Dr. Lu is truly humbled by the award, crediting the honor largely to the members of his lab, and is extremely grateful to the supportive environment created by the colleagues in his department and at other institutions throughout his career. “I would never be able to do the research I do today without their support and especially the guidance of such mentors as Professor Roderick MacKinnon at Harvard Medical School [now a HHMI investigator at Rockefeller University], and Professors Paul DeWeer and Clay Armstrong in the Department of Physiology at Penn.” He is delighted that the support from HHMI will enable his lab to develop therapeutic strategies to combat certain diseases that currently lack effective treatment, and to pursue the answers to some fundamental biological questions.    

“These 56 scientists will bring new and innovative ways of thinking about biology to the HHMI community,” said Thomas R. Cech, president of HHMI. “They are poised to advance scientific knowledge dramatically in the coming years, and we are committed to providing them with the freedom and flexibility to do so.”

Lu works on ion channels, tunnels in a cell’s membrane that allow ions – such as potassium or chloride – to enter or exit. He started formulating his ideas about ion channels when he was a postdoctoral fellow in the lab of Dr. Roderick MacKinnon at Harvard University. For nearly a decade he has been exploring the inner workings of ion channels and how this knowledge sheds new light on the pathology of such diseases as cystic fibrosis and MRSA.

For example, last year his lab discovered that an enzyme produced by lung-infecting bacteria further shuts down the channel protein that is defective in cystic fibrosis (CF) patients. Disruption of the function of this channel causes thick mucus to buildup inside the lungs of CF patients. The effect of the bacterial toxin now helps to explain why the severity of CF symptoms did not match the type of genetic mutation. This finding suggests a new therapeutic target for treating lung disease in some CF patients.
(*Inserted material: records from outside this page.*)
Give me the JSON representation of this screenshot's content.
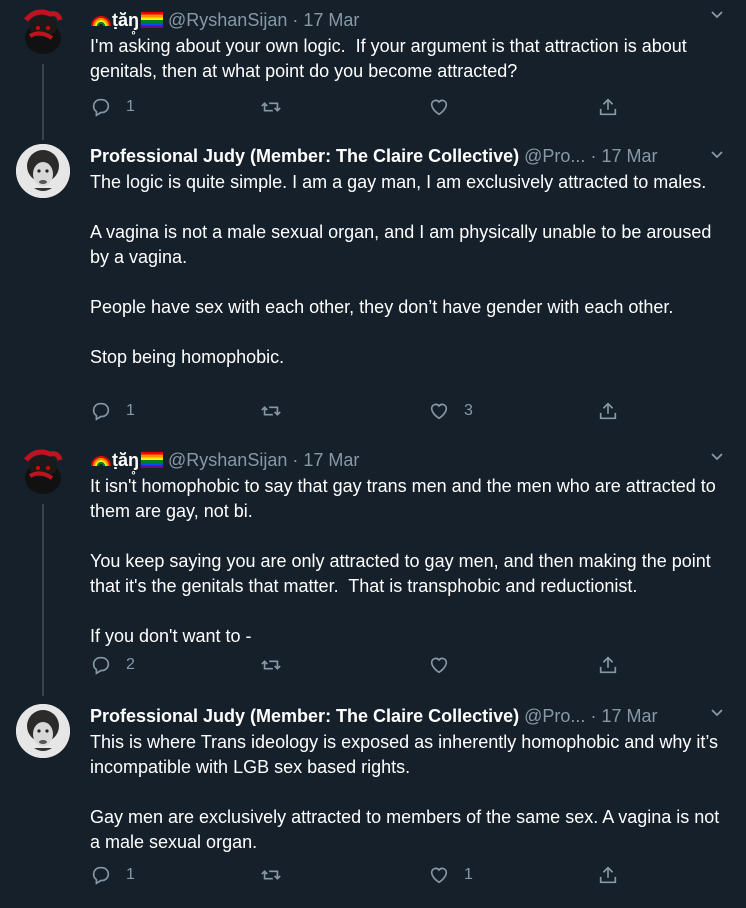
{
  "tweets": [
    {
      "display_name": "𝕥̣ă̌n̥",
      "name_text": "ṭă̆ŋ̥",
      "handle": "@RyshanSijan",
      "sep": "·",
      "date": "17 Mar",
      "text": "I'm asking about your own logic.  If your argument is that attraction is about genitals, then at what point do you become attracted?",
      "replies": "1",
      "retweets": "",
      "likes": ""
    },
    {
      "display_name": "Professional Judy (Member: The Claire Collective)",
      "handle": "@Pro...",
      "sep": "·",
      "date": "17 Mar",
      "text": "The logic is quite simple. I am a gay man, I am exclusively attracted to males.\n\nA vagina is not a male sexual organ, and I am physically unable to be aroused by a vagina.\n\nPeople have sex with each other, they don’t have gender with each other.\n\nStop being homophobic.",
      "replies": "1",
      "retweets": "",
      "likes": "3"
    },
    {
      "display_name": "ṭă̆ŋ̥",
      "name_text": "ṭă̆ŋ̥",
      "handle": "@RyshanSijan",
      "sep": "·",
      "date": "17 Mar",
      "text": "It isn't homophobic to say that gay trans men and the men who are attracted to them are gay, not bi.\n\nYou keep saying you are only attracted to gay men, and then making the point that it's the genitals that matter.  That is transphobic and reductionist.\n\nIf you don't want to -",
      "replies": "2",
      "retweets": "",
      "likes": ""
    },
    {
      "display_name": "Professional Judy (Member: The Claire Collective)",
      "handle": "@Pro...",
      "sep": "·",
      "date": "17 Mar",
      "text": "This is where Trans ideology is exposed as inherently homophobic and why it’s incompatible with LGB sex based rights.\n\nGay men are exclusively attracted to members of the same sex. A vagina is not a male sexual organ.",
      "replies": "1",
      "retweets": "",
      "likes": "1"
    }
  ],
  "icons": {
    "reply": "reply-icon",
    "retweet": "retweet-icon",
    "like": "heart-icon",
    "share": "share-icon",
    "more": "chevron-down-icon"
  },
  "colors": {
    "background": "#15202b",
    "text": "#ffffff",
    "muted": "#8899a6",
    "thread_line": "#38444d"
  }
}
More recently, Lu and colleagues demonstrated that a bacterial toxin, sphingomyelinase C, from the common bacterium Staphylococcus aureus disables the controlmechanism of the ion channel in immune-cell membranes. Shutting down ion channels has long been known to suppress the immune response, and the bacteria may use the toxin to neutralize host defenses against bacteria. Their finding suggests that identifying inhibitors against the toxin may provide a new way to combat S. aureus infections. One strain of S. aureus is the much-talked-about MRSA, or methycillin-resistant S. aureus. Specific inhibitors of the toxin may expand the choice of therapies for treating MRSA and other resistant S. aureus infections.

Lu received his MD from Beijing Medical University and his PhD in physiology from the University of Wisconsin-Madison.

HHMI chose the finalists from among 1,070 applications submitted in a nationwide competition, which was announced in 2007. Researchers with 4 to 10 years of experience as faculty members at more than 200 institutions were eligible to apply. To evaluate the applications, HHMI assembled review panels of distinguished biomedical scientists.

This is the first time that HHMI opened up a general competition to the direct application process. Prior institutional approval was not part of the process, as it had been for previous HHMI investigator competitions. It is an approach HHMI used for the first time in November 2006, for a smaller, more focused competition that led to the appointment of 15 physician scientists. HHMI changed the way it selects investigators to ensure that candidates are drawn from a broader and deeper pool of scientists.